In February 2016, Edelson sold the team to Tom & Jacqueline Kramig of Blue Dog Baseball LLC. The Kramigs are on-site owner/operators who initiated several significant upgrades to the team and the ballpark in conjunction with the City of Avon. The Kramig's sold the team to group headed by former Cleveland Cavaliers CEO Len Komoroski in March 2024.
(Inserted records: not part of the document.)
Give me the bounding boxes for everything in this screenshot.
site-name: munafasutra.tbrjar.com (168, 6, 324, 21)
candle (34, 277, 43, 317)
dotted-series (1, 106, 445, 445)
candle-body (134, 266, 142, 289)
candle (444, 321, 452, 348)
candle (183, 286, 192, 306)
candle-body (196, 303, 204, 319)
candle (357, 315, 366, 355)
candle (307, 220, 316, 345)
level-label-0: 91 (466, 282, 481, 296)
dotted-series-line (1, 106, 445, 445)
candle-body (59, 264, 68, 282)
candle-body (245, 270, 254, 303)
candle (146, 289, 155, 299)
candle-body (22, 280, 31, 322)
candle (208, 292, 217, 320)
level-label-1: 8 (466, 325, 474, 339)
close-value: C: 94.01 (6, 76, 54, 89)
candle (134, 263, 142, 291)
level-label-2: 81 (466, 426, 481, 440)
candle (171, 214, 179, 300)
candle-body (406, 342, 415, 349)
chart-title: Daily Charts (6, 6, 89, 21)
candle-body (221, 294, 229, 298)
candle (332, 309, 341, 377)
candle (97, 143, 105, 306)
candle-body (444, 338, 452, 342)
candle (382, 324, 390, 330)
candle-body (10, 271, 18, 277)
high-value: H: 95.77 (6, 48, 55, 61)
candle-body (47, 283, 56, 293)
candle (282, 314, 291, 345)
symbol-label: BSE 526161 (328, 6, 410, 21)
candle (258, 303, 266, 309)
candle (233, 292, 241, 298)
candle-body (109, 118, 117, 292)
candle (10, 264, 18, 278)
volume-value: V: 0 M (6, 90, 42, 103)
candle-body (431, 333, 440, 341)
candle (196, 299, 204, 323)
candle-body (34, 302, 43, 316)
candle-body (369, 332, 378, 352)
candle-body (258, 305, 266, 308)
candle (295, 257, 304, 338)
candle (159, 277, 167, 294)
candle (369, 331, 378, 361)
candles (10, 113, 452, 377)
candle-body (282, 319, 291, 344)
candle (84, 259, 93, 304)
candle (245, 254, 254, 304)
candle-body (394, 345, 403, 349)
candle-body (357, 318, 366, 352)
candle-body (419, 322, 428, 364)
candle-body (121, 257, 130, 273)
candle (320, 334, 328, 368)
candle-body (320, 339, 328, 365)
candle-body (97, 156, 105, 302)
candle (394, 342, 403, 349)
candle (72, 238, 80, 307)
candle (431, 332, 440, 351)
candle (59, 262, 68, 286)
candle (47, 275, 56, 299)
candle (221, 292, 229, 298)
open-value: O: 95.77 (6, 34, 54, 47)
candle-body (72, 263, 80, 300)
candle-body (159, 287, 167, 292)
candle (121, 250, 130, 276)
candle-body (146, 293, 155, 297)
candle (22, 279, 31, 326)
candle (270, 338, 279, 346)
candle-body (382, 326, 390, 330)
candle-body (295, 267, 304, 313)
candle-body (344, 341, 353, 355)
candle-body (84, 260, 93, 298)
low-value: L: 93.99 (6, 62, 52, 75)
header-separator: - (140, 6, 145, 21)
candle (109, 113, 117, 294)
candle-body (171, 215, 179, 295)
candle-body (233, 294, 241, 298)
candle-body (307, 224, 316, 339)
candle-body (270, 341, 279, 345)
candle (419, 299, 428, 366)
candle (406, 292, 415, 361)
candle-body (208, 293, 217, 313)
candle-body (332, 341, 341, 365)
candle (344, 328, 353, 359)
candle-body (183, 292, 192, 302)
On March 15, 2017, the Lake Erie Crushers unveiled new logos and uniforms that allude to the viticulture of the Great Lakes region. Purple and white replaced the original colors of black and red.

==Seasons==

Lake Erie Crushers (Frontier League)
| Year | W–L | Win % | Place | Postseason | Manager |
| 2009 | 57–38 | .600 | 2nd in FL East | Frontier League Division Series: Defeated the Kalamazoo Kings 3–2. Frontier League Championship Series: Defeated the River City Rascals 3–2. | John Massarelli |
| 2010 | 50–46 | .521 | 4th in FL East | No Postseason, did not qualify | John Massarelli |
| 2011 | 51–45 | .537 | 2nd in FL East | Frontier League Division Series: Lost to Joliet Slammers 3–0. | John Massarelli |
| 2012 | 53–42 | .558 | 4th in FL East | No Postseason, did not qualify | John Massarelli |
| 2013 | 56–40 | .583 | 1st in FL East | Frontier League Division Series: Defeated the Traverse City Beach Bums 3–1. Frontier League Championship Series: Lost to the Schaumburg Boomers 3–0. | Jeff Isom |
| 2014 | 52–43 | .547 | 4th in FL East | Frontier League Wild Card: Lost to the Schaumburg Boomers 1–0. | Chris Mongiardo |
| 2015 | 38–57 | .400 | 6th in FL East | No Postseason, did not qualify | Chris Mongiardo |
| 2016 | 48–48 | .500 | 2nd in FL East | No Postseason, did not qualify | Chris Mongiardo/Cam Roth |
| 2017 | 45–51 | .469 | 4th in FL East | No Postseason, did not qualify | Cam Roth |
| 2018 | 50–46 | .521 | 3rd in FL East | No Postseason, did not qualify | Cam Roth |
| 2019 | 54–42 | .563 | 1st in FL East | Frontier League Division Series: Lost to Florence Freedom 3–0. | Cam Roth |
| 2020 | —— | —— | —— | Season cancelled due to COVID-19 pandemic | —— |
| 2021 | 41–55 | .427 | 3rd in FL East | No Postseason, did not qualify | Dan Rohn |
| 2022 | 49–47 | .510 | 5th in FL West | No Postseason, did not qualify | Cam Roth |
| 2023 | 37-59 | .385 | 8th in FL West | No Postseason, did not qualify | Jared Lemieux |
| 2024 | 51-44 | .537 | 3rd in FL West | Frontier League Wild Card: Defeated Gateway Grizzlies 10-8 Frontier League Divisional Series: Lost to Washington Wild Things 2-0 | Jared Lemieux |
| 2025 | 52-41 | .559 | 2nd in FL West | Lost Frontier League Wild Card Round to Schaumburg Boomers 2-0 | Jared Lemieux |
| 2026 | 42-59 | .416 | 4th in FL Central | No Postseason, did not qualify | Jared Lemieux |
| Totals | 775–748 | .507 | — | 7 appearances, 2 division titles, 1 runner-up finish, 1 championship; 9–15, .375 | — |

==Notable alumni==
- Chris Smith (2010)
- Mickey Jannis (2012–2014)
- Robb Paller (2016–2017)
- Travis Hafner (2018)
- Coco Crisp (2019)
- Ryan Feierabend (2021)
- J. D. Hammer (2023)
- Alfredo González (2024–present)

==Stadium==

The Crushers play at ForeFront Field in Avon, Ohio, which has been their home since their inception in 2009. The ballpark has a seating capacity of 5,000, 11 private suites, four-person terrace tables, berm seating and picnic and patio areas for group outings, bringing the total capacity to 7,000 fans. The playing surface is artificial turf, and includes concession stands, a gift shop and a state-of-the-art sound system.